Zu diesem Zeitpunkt existierte noch kein öffentlicher Proof-of-Concept-Code. Endor Labs geht deshalb davon aus, dass die Angreifer ihre Exploits unmittelbar aus den in der Meldung enthaltenen Informationen entwickelten. Nach Darstellung der Forscher setzte die automatisierte Scan-Aktivität innerhalb von 20 Stunden ein, gefolgt von der Ausnutzung über Python-Skripte nach 21 Stunden und dem Abgreifen von Daten – konkret von .env- und .db-Dateien – nach 24 Stunden.

Langflow ist ein quelloffenes visuelles Framework zum Bau von KI-Workflows und kommt auf 145.000 Sterne auf GitHub. Es bietet eine Drag-and-drop-Oberfläche, um Knoten zu ausführbaren Pipelines zu verbinden, sowie eine REST-Programmierschnittstelle, um diese programmatisch auszuführen.

Die jüngste Lücke CVE-2026-33017 erlaubt die Ausführung beliebigen Python-Codes und betrifft die Versionen 1.8.1 und früher. Sie lässt sich über eine einzige präparierte HTTP-Anfrage ausnutzen, da die Flow-Ausführung nicht in einer Sandbox isoliert ist.

Es ist nicht das erste Mal, dass Langflow im Fokus steht: Im Mai 2025 hatte CISA bereits vor der aktiven Ausnutzung von CVE-2025-3248 gewarnt, einer kritischen Schwachstelle an einem API-Endpunkt, die unauthentifizierte Codeausführung aus der Ferne ermöglicht und potenziell zur vollständigen Übernahme des Servers führen kann.

CISA stufte die aktuelle Lücke nicht als von Ransomware-Akteuren ausgenutzt ein, gab den US-Bundesbehörden aber bis zum 8. April Zeit, die Sicherheitsupdates oder Gegenmaßnahmen umzusetzen oder das Produkt nicht mehr einzusetzen. Administratoren wird empfohlen, auf Langflow 1.9.0 oder höher zu aktualisieren, womit das Problem behoben ist, oder den verwundbaren Endpunkt zu deaktivieren beziehungsweise einzuschränken.
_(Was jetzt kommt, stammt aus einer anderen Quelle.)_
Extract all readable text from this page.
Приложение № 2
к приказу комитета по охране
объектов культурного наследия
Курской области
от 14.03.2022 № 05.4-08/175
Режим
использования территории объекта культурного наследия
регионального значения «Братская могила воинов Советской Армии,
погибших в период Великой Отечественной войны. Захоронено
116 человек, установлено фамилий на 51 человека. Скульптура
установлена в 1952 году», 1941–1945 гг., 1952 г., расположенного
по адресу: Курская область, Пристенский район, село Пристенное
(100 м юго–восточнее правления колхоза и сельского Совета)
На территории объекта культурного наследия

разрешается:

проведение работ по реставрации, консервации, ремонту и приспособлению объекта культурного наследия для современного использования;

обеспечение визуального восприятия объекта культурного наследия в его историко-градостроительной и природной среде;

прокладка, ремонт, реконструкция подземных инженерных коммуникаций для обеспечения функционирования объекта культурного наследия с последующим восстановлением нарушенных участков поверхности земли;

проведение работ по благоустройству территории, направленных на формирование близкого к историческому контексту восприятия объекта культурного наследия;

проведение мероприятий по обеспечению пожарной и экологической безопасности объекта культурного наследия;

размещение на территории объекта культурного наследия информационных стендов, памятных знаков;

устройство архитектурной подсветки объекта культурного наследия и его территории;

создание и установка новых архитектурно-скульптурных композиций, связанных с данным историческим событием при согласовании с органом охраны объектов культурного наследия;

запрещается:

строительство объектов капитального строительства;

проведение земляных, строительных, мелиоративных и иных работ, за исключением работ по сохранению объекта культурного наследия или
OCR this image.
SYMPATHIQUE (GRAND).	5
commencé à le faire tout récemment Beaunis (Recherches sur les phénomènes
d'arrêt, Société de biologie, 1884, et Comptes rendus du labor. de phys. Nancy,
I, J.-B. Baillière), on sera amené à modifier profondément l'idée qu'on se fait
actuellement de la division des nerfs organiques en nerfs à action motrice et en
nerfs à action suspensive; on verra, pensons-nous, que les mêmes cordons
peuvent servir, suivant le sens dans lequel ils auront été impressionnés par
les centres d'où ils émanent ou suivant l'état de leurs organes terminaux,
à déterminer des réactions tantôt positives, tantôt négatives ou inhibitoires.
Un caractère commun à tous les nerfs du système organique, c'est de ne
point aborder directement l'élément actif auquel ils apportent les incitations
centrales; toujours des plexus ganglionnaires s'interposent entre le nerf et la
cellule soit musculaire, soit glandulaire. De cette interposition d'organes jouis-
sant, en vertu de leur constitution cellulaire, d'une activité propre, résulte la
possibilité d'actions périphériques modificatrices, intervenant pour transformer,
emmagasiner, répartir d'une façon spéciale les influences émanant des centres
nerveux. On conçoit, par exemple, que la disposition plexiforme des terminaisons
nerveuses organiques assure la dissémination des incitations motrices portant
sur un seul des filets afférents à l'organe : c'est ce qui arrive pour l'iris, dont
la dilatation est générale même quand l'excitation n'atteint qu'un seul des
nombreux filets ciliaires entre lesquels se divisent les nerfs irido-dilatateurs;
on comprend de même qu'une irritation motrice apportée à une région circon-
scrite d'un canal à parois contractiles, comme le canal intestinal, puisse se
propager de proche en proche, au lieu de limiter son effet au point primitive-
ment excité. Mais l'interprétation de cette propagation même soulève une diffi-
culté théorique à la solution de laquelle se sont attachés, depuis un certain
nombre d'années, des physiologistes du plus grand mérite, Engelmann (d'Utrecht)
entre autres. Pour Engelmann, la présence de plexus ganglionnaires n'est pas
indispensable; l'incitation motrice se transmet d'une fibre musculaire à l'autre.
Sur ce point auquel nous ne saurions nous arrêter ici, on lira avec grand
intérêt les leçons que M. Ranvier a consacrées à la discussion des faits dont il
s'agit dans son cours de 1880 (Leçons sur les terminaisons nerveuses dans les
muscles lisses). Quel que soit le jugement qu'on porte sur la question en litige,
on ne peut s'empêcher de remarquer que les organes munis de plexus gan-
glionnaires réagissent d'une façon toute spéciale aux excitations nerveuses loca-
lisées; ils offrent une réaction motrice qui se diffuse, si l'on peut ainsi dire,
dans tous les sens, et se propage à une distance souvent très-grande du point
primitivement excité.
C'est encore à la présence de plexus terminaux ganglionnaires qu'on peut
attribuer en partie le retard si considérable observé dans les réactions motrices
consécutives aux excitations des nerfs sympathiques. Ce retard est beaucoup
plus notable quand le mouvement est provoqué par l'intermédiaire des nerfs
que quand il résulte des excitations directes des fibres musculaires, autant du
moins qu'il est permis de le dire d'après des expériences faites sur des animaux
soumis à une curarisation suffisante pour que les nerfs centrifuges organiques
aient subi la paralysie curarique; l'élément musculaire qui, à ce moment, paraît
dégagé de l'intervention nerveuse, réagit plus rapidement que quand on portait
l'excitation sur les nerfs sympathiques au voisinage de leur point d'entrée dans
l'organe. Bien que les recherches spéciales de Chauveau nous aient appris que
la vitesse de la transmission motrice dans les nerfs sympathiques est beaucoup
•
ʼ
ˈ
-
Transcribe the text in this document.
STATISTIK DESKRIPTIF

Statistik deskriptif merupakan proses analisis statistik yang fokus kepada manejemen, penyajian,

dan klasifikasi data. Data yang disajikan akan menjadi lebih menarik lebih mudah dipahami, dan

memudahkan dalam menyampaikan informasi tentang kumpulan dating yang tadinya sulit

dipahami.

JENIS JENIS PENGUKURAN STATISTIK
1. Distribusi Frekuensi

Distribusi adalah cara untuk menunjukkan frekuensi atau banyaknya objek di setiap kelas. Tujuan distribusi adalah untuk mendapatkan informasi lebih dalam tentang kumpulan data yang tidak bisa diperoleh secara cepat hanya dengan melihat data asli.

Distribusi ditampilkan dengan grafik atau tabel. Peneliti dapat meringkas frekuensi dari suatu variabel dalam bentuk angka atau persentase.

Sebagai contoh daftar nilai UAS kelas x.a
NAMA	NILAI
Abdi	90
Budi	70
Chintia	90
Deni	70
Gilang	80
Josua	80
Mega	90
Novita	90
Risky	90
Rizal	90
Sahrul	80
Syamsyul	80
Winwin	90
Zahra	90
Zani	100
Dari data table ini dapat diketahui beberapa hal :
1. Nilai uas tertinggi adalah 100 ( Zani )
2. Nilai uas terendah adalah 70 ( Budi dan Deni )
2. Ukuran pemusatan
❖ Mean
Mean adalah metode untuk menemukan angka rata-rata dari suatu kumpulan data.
Endor Labs rät zusätzlich, Langflow nicht direkt aus dem Internet erreichbar zu machen, den ausgehenden Datenverkehr zu überwachen sowie bei verdächtigen Aktivitäten API-Schlüssel, Datenbank-Zugangsdaten und Cloud-Geheimnisse auszutauschen.

Die Frist von CISA gilt formell für Organisationen, die unter die Binding Operational Directive (BOD) 22-01 fallen. Unternehmen der Privatwirtschaft, Bundesstaaten und Kommunen sowie weitere nicht erfasste Stellen werden jedoch ebenfalls angehalten, sie als Richtwert zu verstehen und entsprechend zu reagieren.